The Beginnings of MINSEC

I first heard of MINSEC in late 2017 with the cleared publication of “Assuring Microelectronics Innovation for National Security & Economic Competitiveness (MINSEC)” by Jeremy Muldavin, Ph.D., in the Office of the USD AT&L Assistant for Systems Engineering. The paper was first presented at TAME (Trusted and Assured MicroElectronics) at the University of Florida in Gainesville, Florida, in May of 2017 but was not cleared until later. The link to the publicly released paper from an NDIA presentation can be found online [1].

For me, this was a breath of fresh air while working at NAVSEA Crane on Defense electronics packaging. To start, this was the first time I had seen electronics packaging appear on a DoD program that also included secure semiconductors. This was a recognition that secure sources of electronics packaging (stuff that is or looks like circuit boards) were important to Defense security. This could include both advanced technology innovation and also secure sources other than adversary countries in Asia.
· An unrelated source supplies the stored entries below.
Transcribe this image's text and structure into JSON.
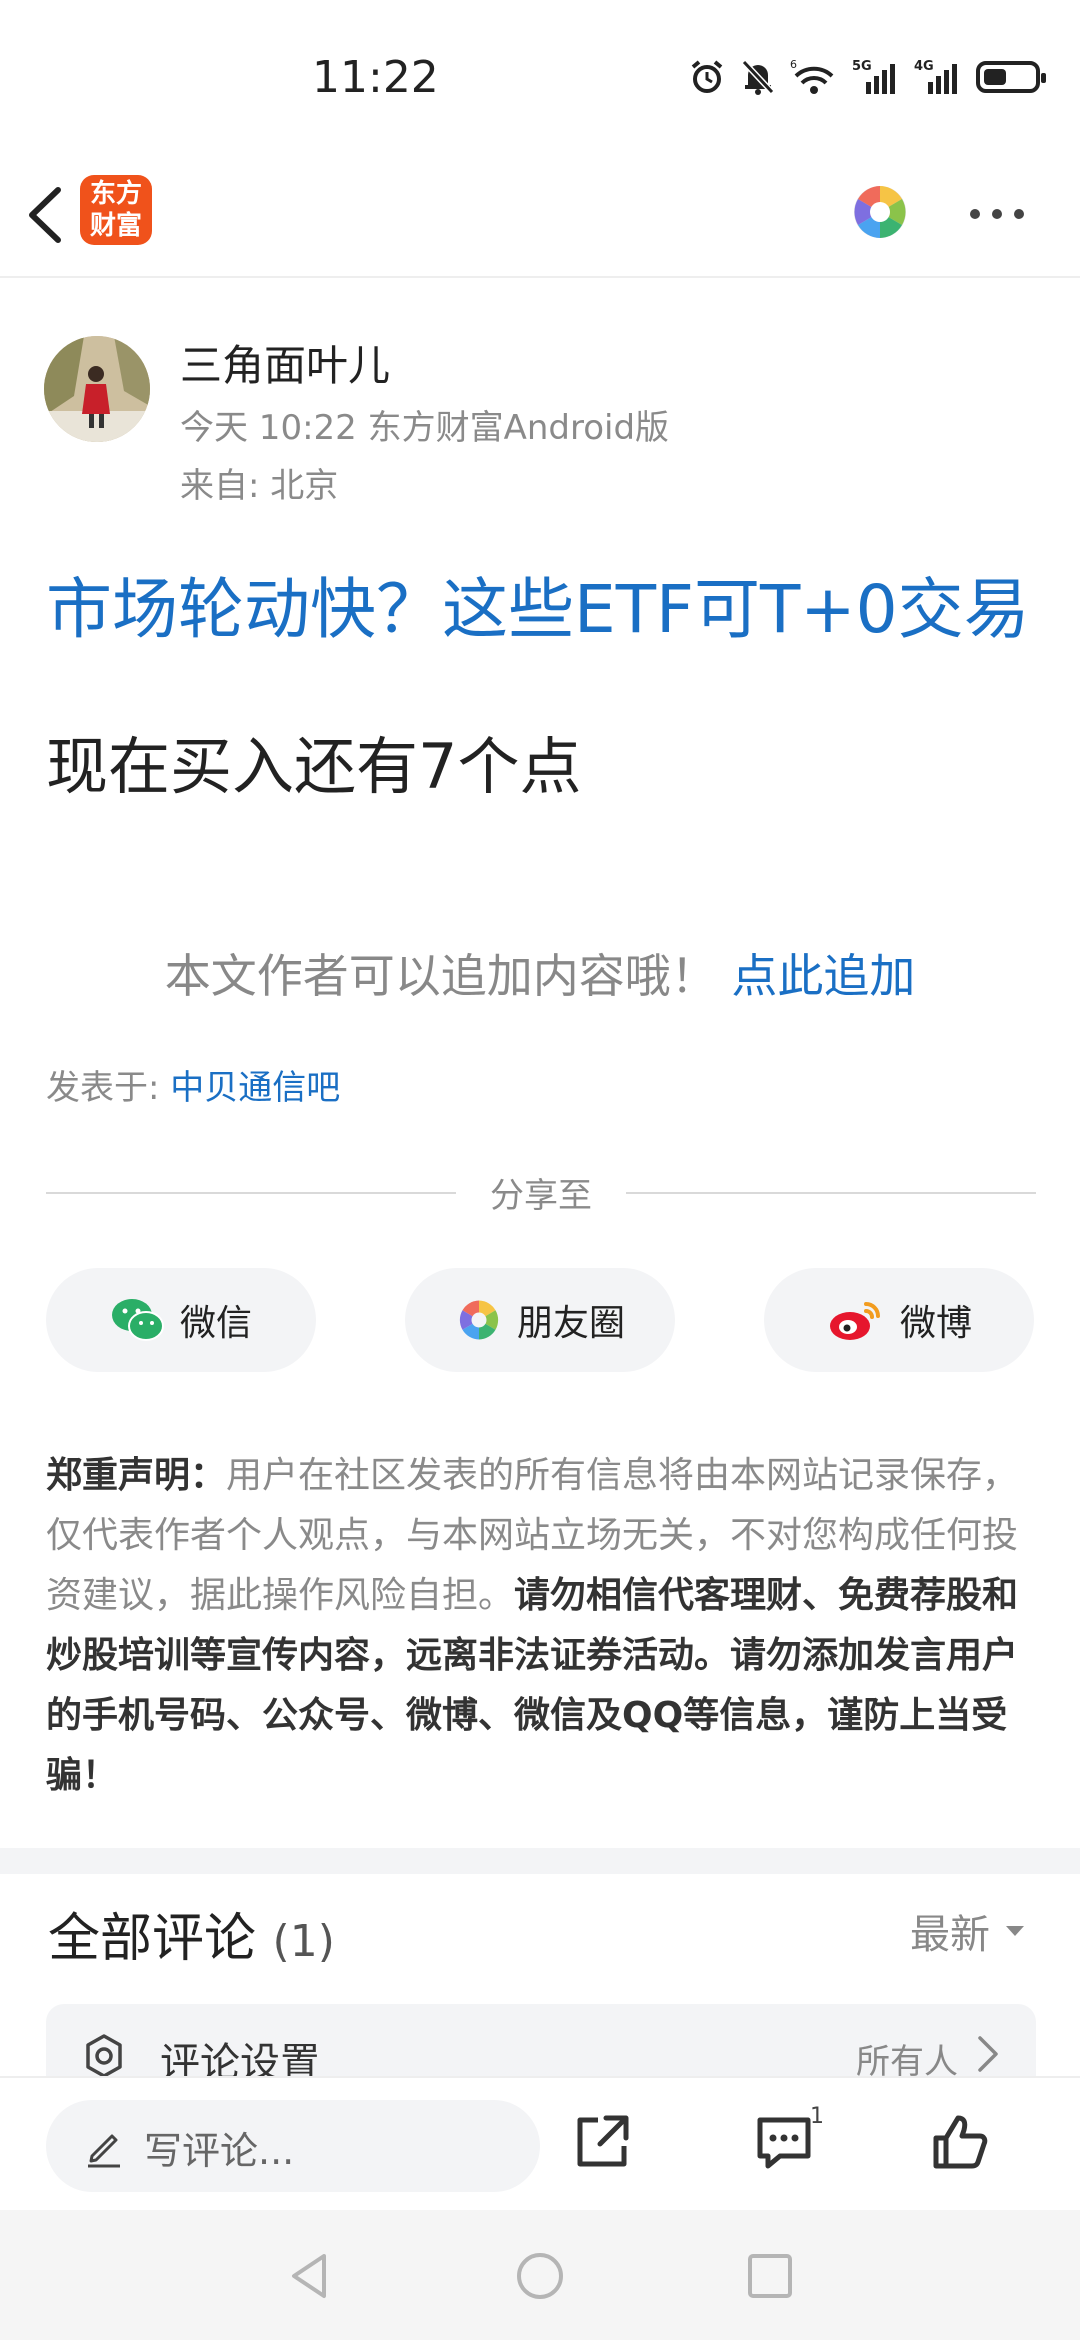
{
  "status_bar": {
    "time": "11:22",
    "battery_level": 0.45,
    "net1": "5G",
    "net2": "4G",
    "wifi_tag": "6"
  },
  "header": {
    "logo_line1": "东方",
    "logo_line2": "财富"
  },
  "author": {
    "name": "三角面叶儿",
    "meta": "今天 10:22 东方财富Android版",
    "location": "来自: 北京"
  },
  "post": {
    "title": "市场轮动快？这些ETF可T+0交易",
    "body": "现在买入还有7个点",
    "append_prompt": "本文作者可以追加内容哦！",
    "append_link": "点此追加",
    "posted_in_label": "发表于: ",
    "posted_in_bar": "中贝通信吧"
  },
  "share": {
    "label": "分享至",
    "wechat": "微信",
    "moments": "朋友圈",
    "weibo": "微博"
  },
  "disclaimer": {
    "title": "郑重声明",
    "colon": "：",
    "normal": "用户在社区发表的所有信息将由本网站记录保存，仅代表作者个人观点，与本网站立场无关，不对您构成任何投资建议，据此操作风险自担。",
    "bold": "请勿相信代客理财、免费荐股和炒股培训等宣传内容，远离非法证券活动。请勿添加发言用户的手机号码、公众号、微博、微信及QQ等信息，谨防上当受骗！"
  },
  "comments": {
    "title": "全部评论",
    "count": "(1)",
    "sort": "最新",
    "settings_label": "评论设置",
    "settings_value": "所有人"
  },
  "action_bar": {
    "placeholder": "写评论...",
    "comment_badge": "1"
  },
  "colors": {
    "link": "#1a6fc4",
    "brand": "#f0521b",
    "wechat": "#2aae67",
    "weibo": "#e6162d"
  }
}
All of this was about a full year ahead of the Bloomberg Business exposé [2] about “The Big Hack: How China Used a Tiny Chip to Infiltrate U.S. Companies.” While the story was roundly denied by the companies involved, the story did point out that chip placement and assembly could compromise DoD electronic systems security. Second, this MINSEC story also pointed out the necessity of considering the whole electronics supply chain in future Defense electronics systems, not just the security of the IC mask set or even the security of the production wafer fab.

Third, and perhaps most important to the general U.S. printed circuit industry, is the MINSEC view of the domestic microelectronics industry. The phrase “national economic competitiveness” must be unique at the Defense Department. Worrying about the industrial base to produce even commercial electronic packaging domestically is unusual.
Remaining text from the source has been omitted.